When Brechin High teacher Scott McGarvey packs up his books and heads home from school, there is not much chance to put his feet up. For the last academic year he has been studying for two degrees - one in management, the other in education.
This summer, the 28-year-old science teacher will be one of the first to graduate BA Management Studies in a new distance learning degree, delivered by Angus College and The Robert Gordon University.
What drives Mr McGarvey is his ambition to become a guidance teacher: "I am really interested in becoming more involved with the pastoral care of pupils. I always had a thing, when I left school, that I would quite like to be a teacher or social worker, and I decided teaching would probably be best.
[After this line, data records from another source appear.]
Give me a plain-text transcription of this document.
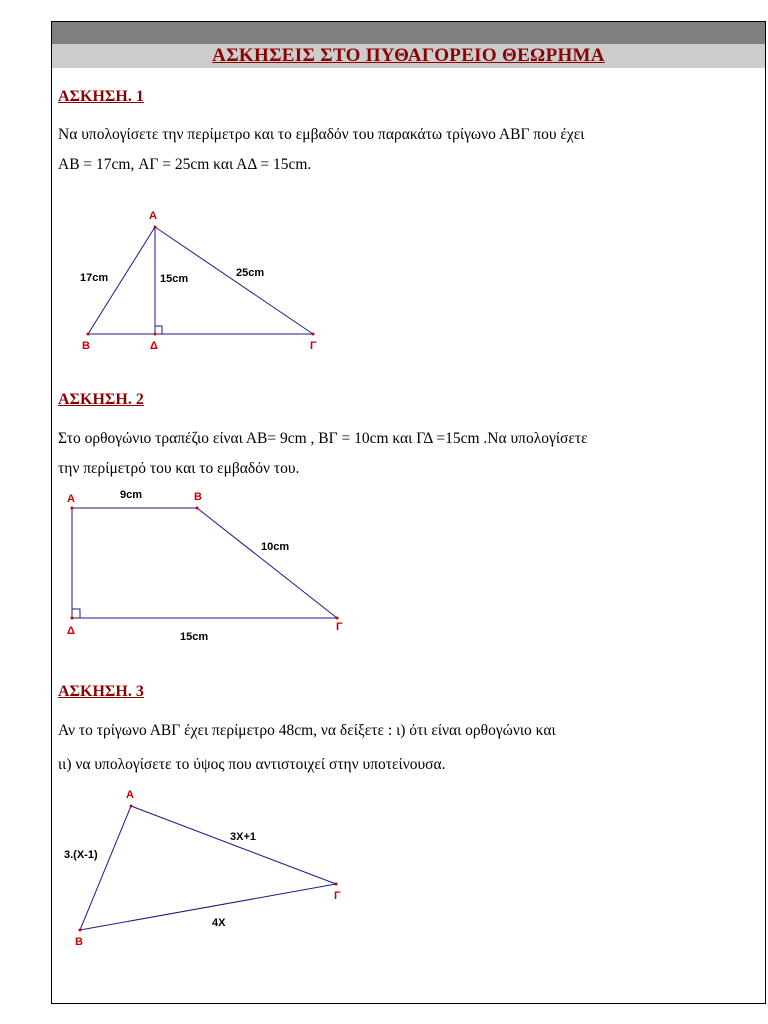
ΑΣΚΗΣΕΙΣ ΣΤΟ ΠΥΘΑΓΟΡΕΙΟ ΘΕΩΡΗΜΑ
ΑΣΚΗΣΗ. 1
Να υπολογίσετε την περίμετρο και το εμβαδόν του παρακάτω τρίγωνο ΑΒΓ που έχει
ΑΒ = 17cm, ΑΓ = 25cm και ΑΔ = 15cm.
Α
Β	Δ	Γ
17cm	15cm	25cm
ΑΣΚΗΣΗ. 2
Στο ορθογώνιο τραπέζιο είναι ΑΒ= 9cm , ΒΓ = 10cm και ΓΔ =15cm .Να υπολογίσετε
την περίμετρό του και το εμβαδόν του.
Α	Β
Δ	Γ
9cm
10cm
15cm
ΑΣΚΗΣΗ. 3
Αν το τρίγωνο ΑΒΓ έχει περίμετρο 48cm, να δείξετε : ι) ότι είναι ορθογώνιο και
ιι) να υπολογίσετε το ύψος που αντιστοιχεί στην υποτείνουσα.
Α
Β
Γ
3.(Χ-1)
3Χ+1
4Χ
"I think as a guidance teacher, you've got that mix of almost being like a social worker and a teacher as well. And the BA Management has so many relevant topics, because you have to manage other staff members and you have to hold effective meetings, you are managing budgets, and this is all being covered. It also gives me professional registration to teach business studies in school."
The two-year course is delivered online, using podcasts, interactive live broadcasts, video clips and voice-overs, to busy people like Mr McGarvey who start studying once they have finished the day job. The programme has attracted interest across the public and private sectors, including the NHS and education.
Mr McGarvey managed to complete the course in just nine months, allowing time to concentrate on the dissertation for his M.Ed, which he plans to finish in January. It is a two-year diploma in pastoral care, guidance and pupil support, delivered by the University of Aberdeen through webcams and e-learning.
He appears to thrive on studying - his skin has a healthy glow and there are no dark circles under his eyes from burning the midnight oil. He's almost apologetic about his reasons for extra-curricular studies.
"I am a bit of a geek, because I like to learn new things," he explains over the lunch break in his classroom. "I always enjoyed management information studies and business management at school, and wondered whether anyone offered any distance learning courses."
His experience also influenced his adult goals: "When I was at school, I saw so many pupils bullied, and I would like to be the person responsible for putting an end to it and helping them holistically to get their goals and see them progressing."
He discovered the management course on the Angus College website and started last August. "I like to get things done quickly and it was over two years, so I asked if it was possible to take cohorts 1 and 2 together, so I could get the degree after a year."
The college agreed and, with the final assignment completed, graduation is in sight. "It was nice of them; I felt they were looking at my needs and working around them," says Mr McGarvey, who started at Brechin 18 months ago after a year teaching in Gran Canaria. "A lot I remembered from school and a lot is things I have used from my Masters in guidance and pupil support. I started the Masters in 2008."
Headteacher Steve Dempsey says Scott's skills are also useful in his role as the school's enterprise co-ordinator, developing enterprise in science modules and an enterprise team building day for P7s from the cluster primary schools. "The theme was to create a Fair Trade display in a vacant shop in Brechin, which has created a very positive response from the community," he says.
As a new teacher, Mr McGarvey knows he is one of the lucky ones. His younger sister, a music teacher, is working as an after-school club manager, and only three out of the 19 student teachers from his class at the University of the West of Scotland are employed as teachers. "Opportunities are few and far between, so they are working night shifts at Asda and Tesco."
The BA Management Studies by distance learning is a unique course, which was recognised as an example of good practice by HMIE and shortlisted for an e-learning award last year.
It was developed in partnership by Angus College and The Robert Gordon University, and is part of a Virtual Learning Angus programme supported by the European Social Fund. The idea was conceived when research revealed that fewer people had management degrees in Angus.
"The research recognised there was a degree deficit in the Angus area, which was 11 per cent below the national average," says Barbara Nelson, director of learning and teaching at Angus College. "Because it was a rural area, it was difficult for people to access higher education on a part-time basis."
College staff worked alongside colleagues from Aberdeen Business School at The Robert Gordon University to develop the current programme, which Mrs Nelson describes as having a "broadcast model of delivery", where students can download material online, join interactive live broadcasts, watch video clips and podcasts.
Students have the option of some face to face classes and are encouraged to use Skype to promote social contact and collaborative working.
"It is unique in terms of the broadcast element, but also because it genuinely is delivered by both college and university staff," she says. "You would get something similar in the UHI, but not in a college of further education."